2. 経済産業省「迷惑メ-ル規制に関する技術的論点WG中間とりまとめ」
  報告(2008-1-18)の内容を先ず要約するが、現行の法規制は「全く」というに近く実効性を欠くことが示されている。
2-1 現行の特定商取引法では、オプトアウト規制が定められた。これは、広告事業主が「事前に相手方から承諾または請求を得ずに送信するいわゆる未承諾広告メ-ルについては、「未承諾広告」を件名の冒頭に付して送信することを義務付けるものである。

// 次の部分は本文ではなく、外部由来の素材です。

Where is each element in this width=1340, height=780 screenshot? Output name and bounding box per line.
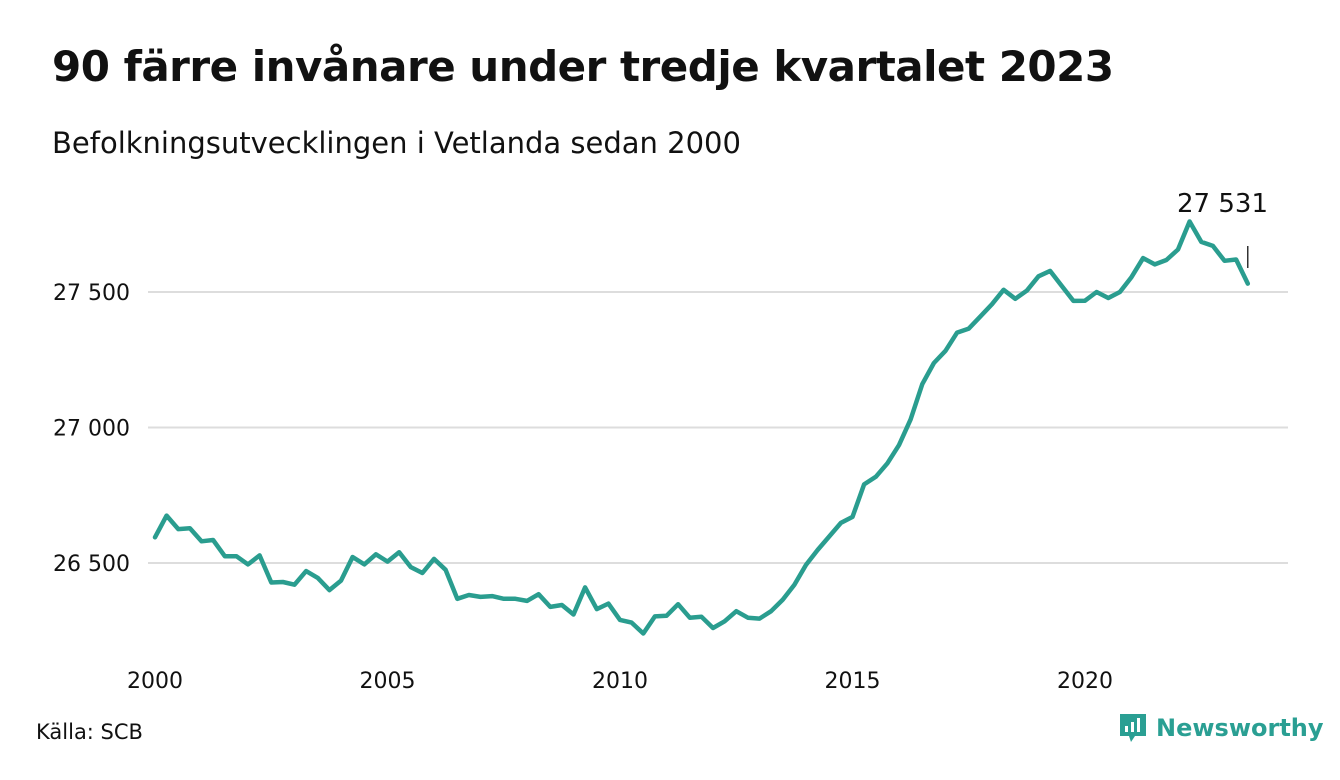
chart-subtitle: Befolkningsutvecklingen i Vetlanda sedan… [52,126,741,160]
x-tick-label: 2015 [825,669,881,694]
y-tick-label: 27 500 [53,281,130,306]
x-tick-label: 2010 [592,669,648,694]
y-tick-label: 26 500 [53,552,130,577]
brand-name: Newsworthy [1156,714,1324,742]
source-note: Källa: SCB [36,720,143,744]
series-line [152,219,1251,636]
gridlines [148,291,1288,564]
annotation-group: 27 531 [1177,189,1268,268]
y-tick-label: 27 000 [53,417,130,442]
chart-title: 90 färre invånare under tredje kvartalet… [52,42,1114,91]
series-group [152,219,1251,636]
x-tick-label: 2020 [1057,669,1113,694]
annotation-label: 27 531 [1177,189,1268,219]
newsworthy-logo-icon [1120,714,1146,742]
x-tick-label: 2000 [127,669,183,694]
brand-logo[interactable]: Newsworthy [1118,712,1324,744]
y-axis-ticks: 26 500 27 000 27 500 [53,281,130,577]
x-axis-ticks: 2000 2005 2010 2015 2020 [127,669,1113,694]
x-tick-label: 2005 [360,669,416,694]
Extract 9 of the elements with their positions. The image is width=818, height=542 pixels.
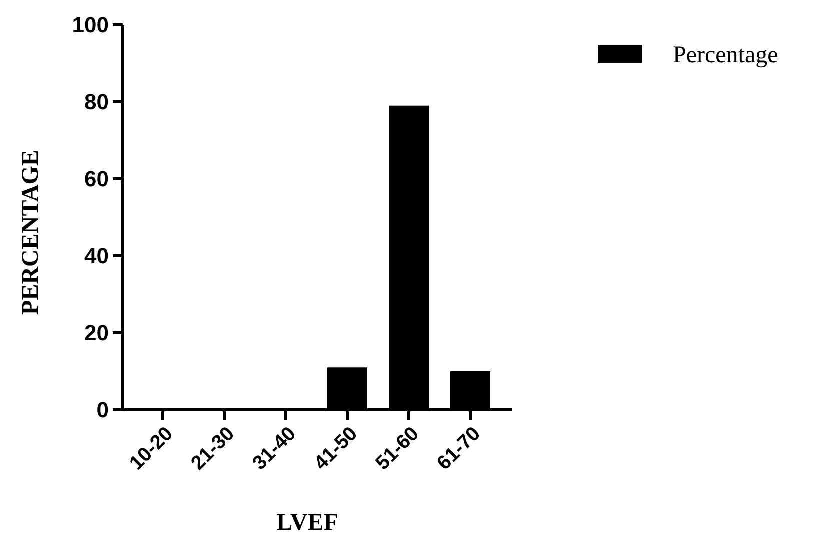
y-tick-label: 80 <box>84 90 109 115</box>
x-axis-title: LVEF <box>276 510 338 536</box>
legend-label: Percentage <box>673 42 778 68</box>
y-tick-label: 20 <box>84 320 109 346</box>
y-axis-title: PERCENTAGE <box>18 150 44 315</box>
y-tick-label: 100 <box>72 12 109 38</box>
y-tick-label: 60 <box>84 166 109 192</box>
y-tick-label: 40 <box>84 244 109 269</box>
y-tick-label: 0 <box>96 398 109 423</box>
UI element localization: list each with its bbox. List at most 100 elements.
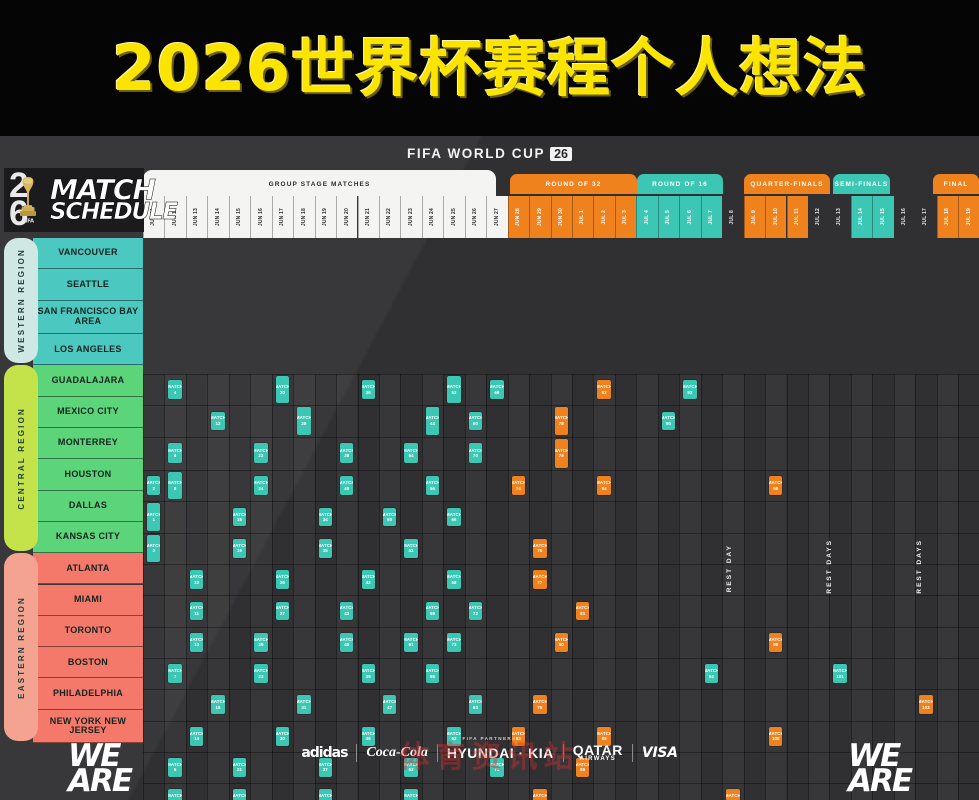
match-cell[interactable]: MATCH 14 [189, 726, 204, 746]
city-row-san-francisco-bay-area[interactable]: SAN FRANCISCO BAY AREA [33, 300, 143, 335]
date-header-12[interactable]: JUN 23 [400, 196, 422, 238]
date-header-3[interactable]: JUN 14 [207, 196, 229, 238]
date-header-22[interactable]: JUL 3 [614, 196, 637, 238]
match-cell[interactable]: MATCH 55 [425, 664, 440, 683]
city-row-miami[interactable]: MIAMI [33, 584, 143, 616]
date-header-9[interactable]: JUN 20 [336, 196, 358, 238]
match-cell[interactable]: MATCH 26 [275, 570, 290, 590]
match-cell[interactable]: MATCH 7 [168, 664, 182, 683]
match-cell[interactable]: MATCH 28 [297, 407, 311, 435]
city-row-boston[interactable]: BOSTON [33, 647, 143, 679]
date-header-33[interactable]: JUL 14 [850, 196, 873, 238]
match-cell[interactable]: MATCH 86 [576, 758, 590, 777]
match-cell[interactable]: MATCH 60 [468, 411, 483, 431]
match-cell[interactable]: MATCH 68 [490, 380, 504, 400]
match-cell[interactable]: MATCH 53 [404, 758, 418, 777]
match-cell[interactable]: MATCH 9 [168, 789, 182, 800]
match-cell[interactable]: MATCH 50 [382, 507, 397, 527]
match-cell[interactable]: MATCH 99 [769, 632, 783, 652]
date-header-17[interactable]: JUN 28 [507, 196, 530, 238]
match-cell[interactable]: MATCH 36 [361, 380, 375, 400]
match-cell[interactable]: MATCH 51 [404, 538, 418, 558]
match-cell[interactable]: MATCH 94 [704, 664, 719, 683]
match-cell[interactable]: MATCH 59 [425, 601, 440, 621]
match-cell[interactable]: MATCH 20 [275, 376, 290, 404]
date-header-35[interactable]: JUL 16 [894, 196, 915, 238]
city-row-los-angeles[interactable]: LOS ANGELES [33, 334, 143, 366]
match-cell[interactable]: MATCH 103 [919, 695, 933, 715]
match-cell[interactable]: MATCH 58 [447, 570, 461, 590]
match-cell[interactable]: MATCH 31 [297, 695, 311, 715]
match-cell[interactable]: MATCH 79 [554, 438, 568, 469]
match-cell[interactable]: MATCH 15 [211, 695, 225, 715]
match-cell[interactable]: MATCH 11 [189, 601, 204, 621]
match-cell[interactable]: MATCH 54 [404, 443, 418, 464]
match-cell[interactable]: MATCH 13 [189, 632, 204, 652]
match-cell[interactable]: MATCH 76 [533, 538, 547, 558]
date-header-31[interactable]: JUL 12 [808, 196, 829, 238]
match-cell[interactable]: MATCH 44 [425, 407, 440, 435]
match-cell[interactable]: MATCH 22 [254, 443, 268, 464]
city-row-philadelphia[interactable]: PHILADELPHIA [33, 678, 143, 710]
match-cell[interactable]: MATCH 85 [533, 789, 547, 800]
date-header-29[interactable]: JUL 10 [765, 196, 787, 238]
match-cell[interactable]: MATCH 77 [533, 570, 547, 590]
match-cell[interactable]: MATCH 39 [361, 664, 375, 683]
date-header-19[interactable]: JUN 30 [550, 196, 572, 238]
match-cell[interactable]: MATCH 6 [168, 443, 182, 464]
date-header-20[interactable]: JUL 1 [572, 196, 594, 238]
city-row-mexico-city[interactable]: MEXICO CITY [33, 396, 143, 428]
match-cell[interactable]: MATCH 75 [533, 695, 547, 715]
match-cell[interactable]: MATCH 34 [318, 507, 333, 527]
city-row-guadalajara[interactable]: GUADALAJARA [33, 365, 143, 397]
date-header-36[interactable]: JUL 17 [915, 196, 936, 238]
match-cell[interactable]: MATCH 2 [147, 476, 161, 496]
match-cell[interactable]: MATCH 29 [254, 632, 268, 652]
date-header-21[interactable]: JUL 2 [593, 196, 615, 238]
match-cell[interactable]: MATCH 71 [490, 758, 504, 777]
city-row-monterrey[interactable]: MONTERREY [33, 428, 143, 460]
match-cell[interactable]: MATCH 101 [833, 664, 847, 683]
match-cell[interactable]: MATCH 78 [554, 407, 568, 435]
date-header-2[interactable]: JUN 13 [185, 196, 208, 238]
match-cell[interactable]: MATCH 3 [147, 534, 161, 562]
match-cell[interactable]: MATCH 73 [447, 632, 461, 652]
city-row-seattle[interactable]: SEATTLE [33, 269, 143, 301]
match-cell[interactable]: MATCH 1 [147, 503, 161, 531]
date-header-15[interactable]: JUN 26 [464, 196, 487, 238]
date-header-10[interactable]: JUN 21 [357, 196, 379, 238]
date-header-24[interactable]: JUL 5 [657, 196, 680, 238]
match-cell[interactable]: MATCH 74 [511, 476, 526, 496]
match-cell[interactable]: MATCH 4 [168, 380, 182, 400]
date-header-28[interactable]: JUL 9 [743, 196, 766, 238]
match-cell[interactable]: MATCH 80 [554, 632, 568, 652]
match-cell[interactable]: MATCH 43 [340, 601, 354, 621]
match-cell[interactable]: MATCH 27 [275, 601, 290, 621]
match-cell[interactable]: MATCH 21 [232, 758, 247, 777]
match-cell[interactable]: MATCH 37 [318, 758, 333, 777]
match-cell[interactable]: MATCH 41 [318, 789, 333, 800]
match-cell[interactable]: MATCH 10 [189, 570, 204, 590]
date-header-13[interactable]: JUN 24 [421, 196, 444, 238]
city-row-vancouver[interactable]: VANCOUVER [33, 238, 143, 270]
city-row-toronto[interactable]: TORONTO [33, 615, 143, 648]
match-cell[interactable]: MATCH 100 [769, 726, 783, 746]
match-cell[interactable]: MATCH 5 [168, 758, 182, 777]
match-cell[interactable]: MATCH 30 [275, 726, 290, 746]
date-header-34[interactable]: JUL 15 [872, 196, 894, 238]
match-cell[interactable]: MATCH 40 [340, 476, 354, 496]
match-cell[interactable]: MATCH 70 [468, 443, 483, 464]
date-header-30[interactable]: JUL 11 [786, 196, 808, 238]
date-header-5[interactable]: JUN 16 [250, 196, 272, 238]
match-cell[interactable]: MATCH 92 [683, 380, 697, 400]
city-row-kansas-city[interactable]: KANSAS CITY [33, 521, 143, 554]
match-cell[interactable]: MATCH 98 [769, 476, 783, 496]
date-header-38[interactable]: JUL 19 [958, 196, 979, 238]
match-cell[interactable]: MATCH 24 [254, 476, 268, 496]
match-cell[interactable]: MATCH 35 [318, 538, 333, 558]
date-header-26[interactable]: JUL 7 [700, 196, 723, 238]
match-cell[interactable]: MATCH 18 [232, 507, 247, 527]
match-cell[interactable]: MATCH 72 [468, 601, 483, 621]
date-header-25[interactable]: JUL 6 [679, 196, 701, 238]
match-cell[interactable]: MATCH 81 [576, 601, 590, 621]
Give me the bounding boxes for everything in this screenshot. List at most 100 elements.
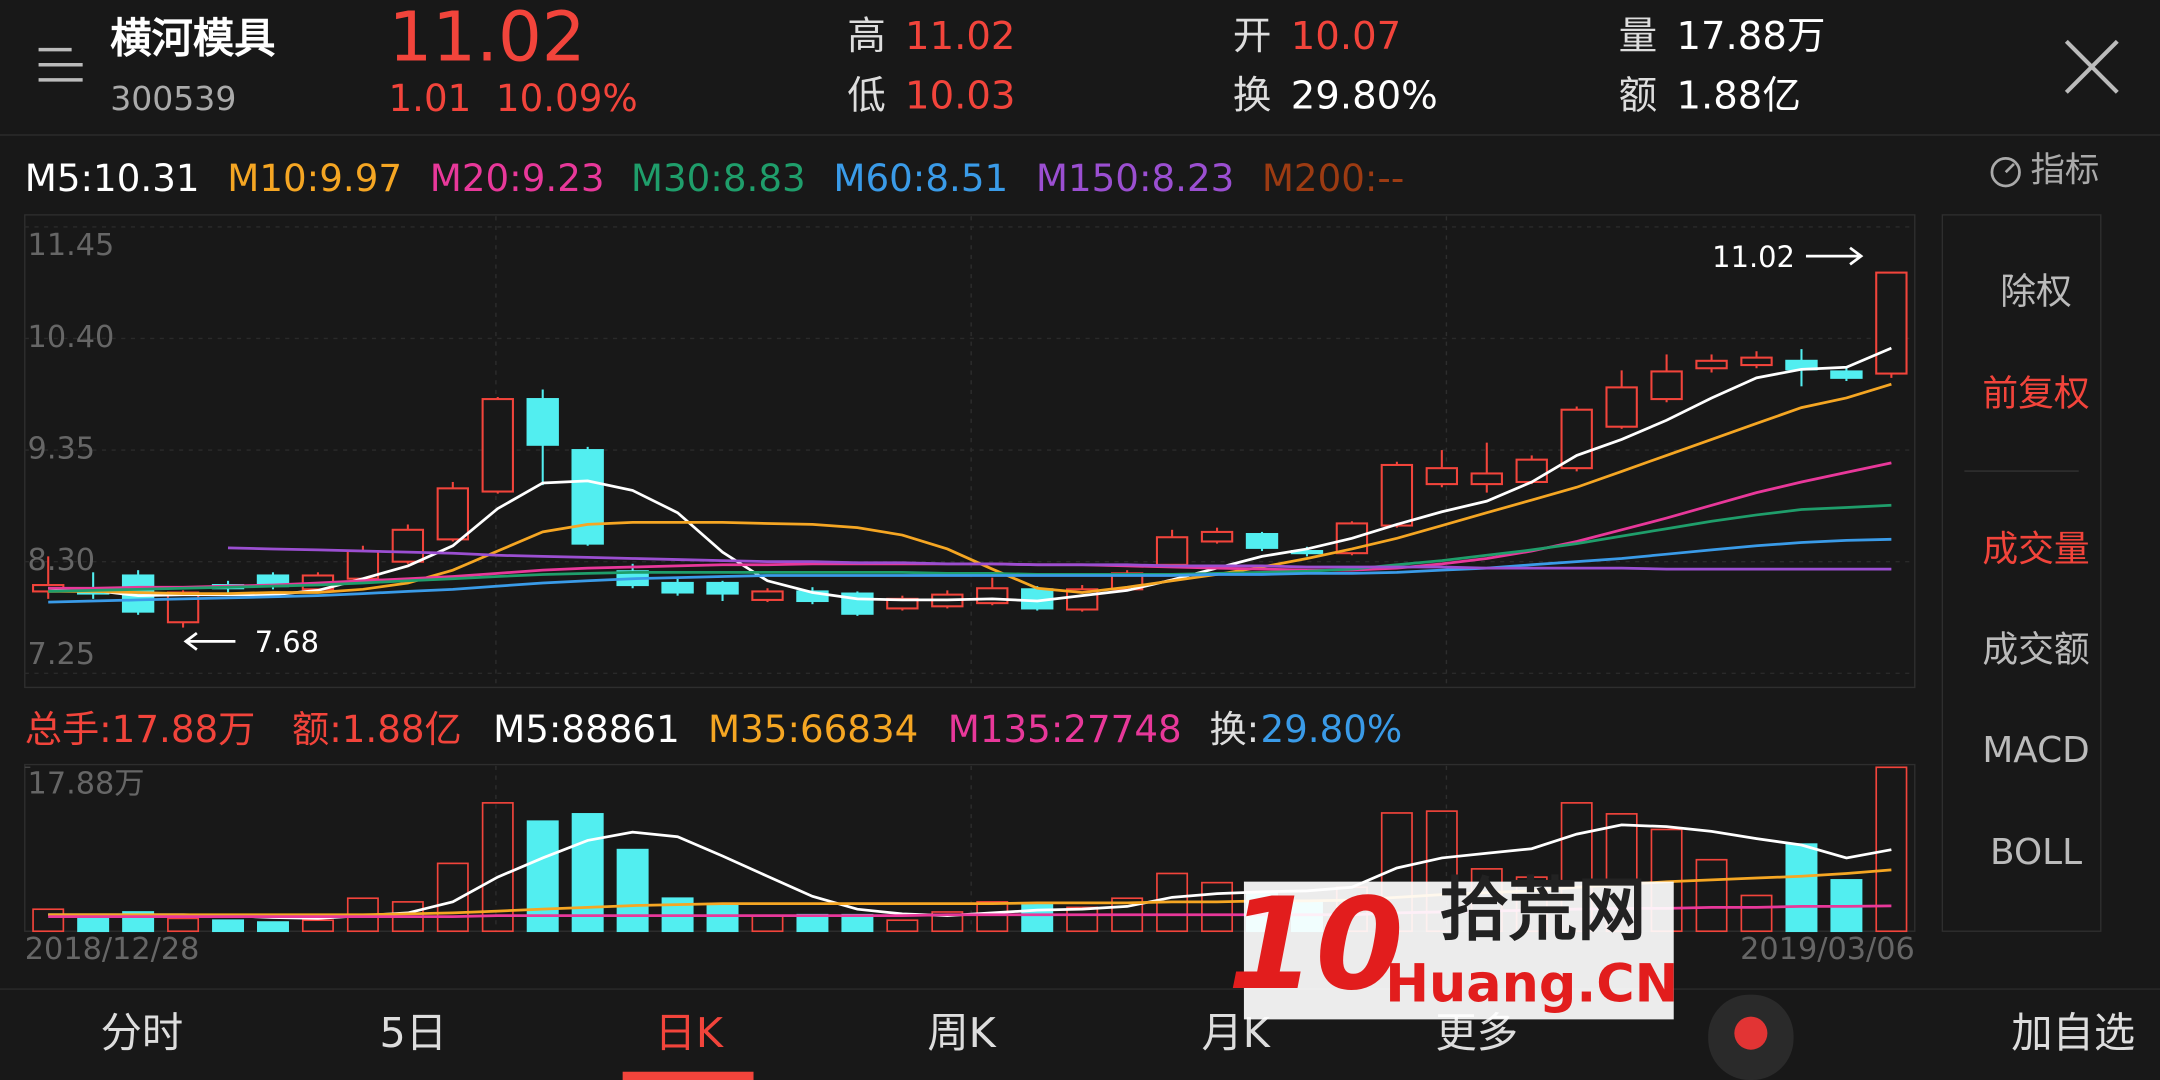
volume-panel — [24, 763, 1916, 932]
candle-body — [1380, 463, 1414, 527]
close-icon[interactable] — [2064, 39, 2119, 94]
volume-bar — [526, 820, 559, 933]
legend-entry: M5:88861 — [493, 707, 680, 751]
stat-value: 17.88万 — [1676, 14, 1825, 59]
turnover-value: 29.80% — [1260, 707, 1402, 751]
candle-body — [751, 590, 784, 601]
volume-bar — [1066, 906, 1099, 933]
candle-body — [1515, 458, 1548, 484]
candle-body — [1830, 370, 1863, 379]
side-button[interactable]: MACD — [1982, 730, 2089, 771]
candle-body — [1155, 536, 1189, 566]
annotation-label: 7.68 — [255, 625, 319, 659]
stat-value: 10.03 — [905, 73, 1015, 118]
volume-bar — [1875, 766, 1908, 933]
candle-body — [1425, 467, 1459, 486]
candle-body — [1875, 271, 1908, 375]
volume-bar — [616, 848, 649, 933]
legend-entry: M10:9.97 — [227, 156, 402, 200]
candle-body — [706, 581, 739, 595]
annotation-arrow — [183, 631, 236, 651]
active-tab-indicator — [622, 1071, 754, 1080]
float-button[interactable] — [1708, 994, 1794, 1080]
tab[interactable]: 加自选 — [2011, 1009, 2135, 1057]
volume-info: 额:1.88亿 — [292, 707, 462, 751]
stat-value: 1.88亿 — [1676, 73, 1800, 118]
side-button[interactable]: BOLL — [1990, 832, 2082, 873]
tab[interactable]: 5日 — [379, 1009, 447, 1057]
candle-body — [1560, 408, 1593, 470]
volume-bar — [931, 911, 964, 933]
volume-bar — [1021, 902, 1054, 933]
side-button[interactable]: 除权 — [2000, 271, 2072, 312]
price-panel — [24, 214, 1916, 689]
stat-value: 10.07 — [1291, 14, 1401, 59]
tab[interactable]: 日K — [655, 1009, 724, 1057]
candle-body — [1335, 522, 1369, 555]
side-button[interactable]: 成交额 — [1982, 630, 2089, 671]
legend-entry: M35:66834 — [708, 707, 918, 751]
stat-label: 量 — [1619, 14, 1658, 59]
volume-bar — [32, 908, 65, 933]
candle-body — [481, 398, 514, 493]
candle-body — [166, 591, 200, 624]
candle-body — [976, 587, 1009, 605]
annotation-arrow — [1805, 246, 1864, 266]
candle-body — [391, 528, 425, 563]
volume-bar — [706, 902, 739, 933]
candle-body — [1605, 386, 1638, 428]
volume-bar — [841, 913, 874, 933]
volume-bar — [212, 919, 245, 933]
volume-bar — [1201, 881, 1234, 933]
volume-bar — [257, 921, 289, 933]
watermark-number: 10 — [1227, 870, 1403, 1018]
volume-bar — [886, 919, 919, 933]
ma-line — [48, 503, 1892, 593]
volume-bar — [571, 813, 604, 933]
stock-name: 横河模具 — [110, 14, 275, 62]
turnover-label: 换: — [1209, 707, 1259, 751]
volume-bar — [1695, 858, 1728, 933]
side-button[interactable]: 前复权 — [1982, 373, 2089, 414]
volume-bar — [436, 862, 469, 933]
volume-bar — [796, 913, 829, 933]
candle-body — [571, 449, 604, 545]
volume-bar — [167, 917, 200, 933]
stat-label: 高 — [847, 14, 886, 59]
candle-body — [1200, 530, 1234, 543]
candle-body — [661, 581, 694, 594]
legend-entry: M20:9.23 — [430, 156, 605, 200]
tab[interactable]: 分时 — [101, 1009, 184, 1057]
candle-body — [1470, 472, 1503, 486]
legend-entry: M200:-- — [1262, 156, 1404, 200]
y-tick-label: 10.40 — [28, 320, 115, 355]
y-tick-label: 9.35 — [28, 432, 95, 467]
candle-body — [1650, 370, 1683, 401]
x-tick-label: 2019/03/06 — [1740, 932, 1915, 967]
indicator-label: 指标 — [2031, 151, 2100, 191]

また、送信先から「広告メ-ルを送信して欲しくない」旨の返信があった場合には、再度送信することが禁止されている。
2-2 上記規制の施行後5年以上経過するが、上記「未承諾広告」の表示を欠くものが、モニタ-調査対象の99.3%を占め、法規遵守は1%未満である。
2-3 「送信をしないで欲しい」というメ-ルの発信については、この発信に関する表示を欠くものが84.8%を占め、表示に従って発信しても届かなかったものが5.6%で、結局、有効アドレスが表示されていたのは、9.6%に過ぎなかった。
2-4 再送信禁止規定に違反して、「メ-ルの送信を欲しない旨を通知したにもかかわらず」送信してきたという消費者の苦情も、年間1866件(2006年)に達した。

3. 海外経由迷惑メ-ル
多くの迷惑メ-ル広告主事業者やその配信事業者は、Internet Service Providerから利用契約を解除されても、別のProviderとの契約に切り替えたり、中国など海外経由で迷惑メ-ルを送信していると考えられる動きもあって、結局、迷惑メ-ルの増勢傾向が続いている。

4.対策
標題の報告は種々の対策を検討し詳述しているが、中間報告の段階でこれを精査する意味も少ないので、しばらくその推移を注視するほかない。

5. SANARI PATENT所見
  電話通信においては、「発信者電話番号表示」のシステムが開発され、この表示をしない発信者の発信に対して自動的に受信拒否できるシステムが開発され普及している。FAXについては、このような仕組みが開発されていないが、発信にコストを要することから、ある程度の抑制がある。メ-ルは送信コストが零に等しく、海外発を考えると刑罰の実効も期待し難いから、知財専門家も、技術的対策の構築に協力すべきである。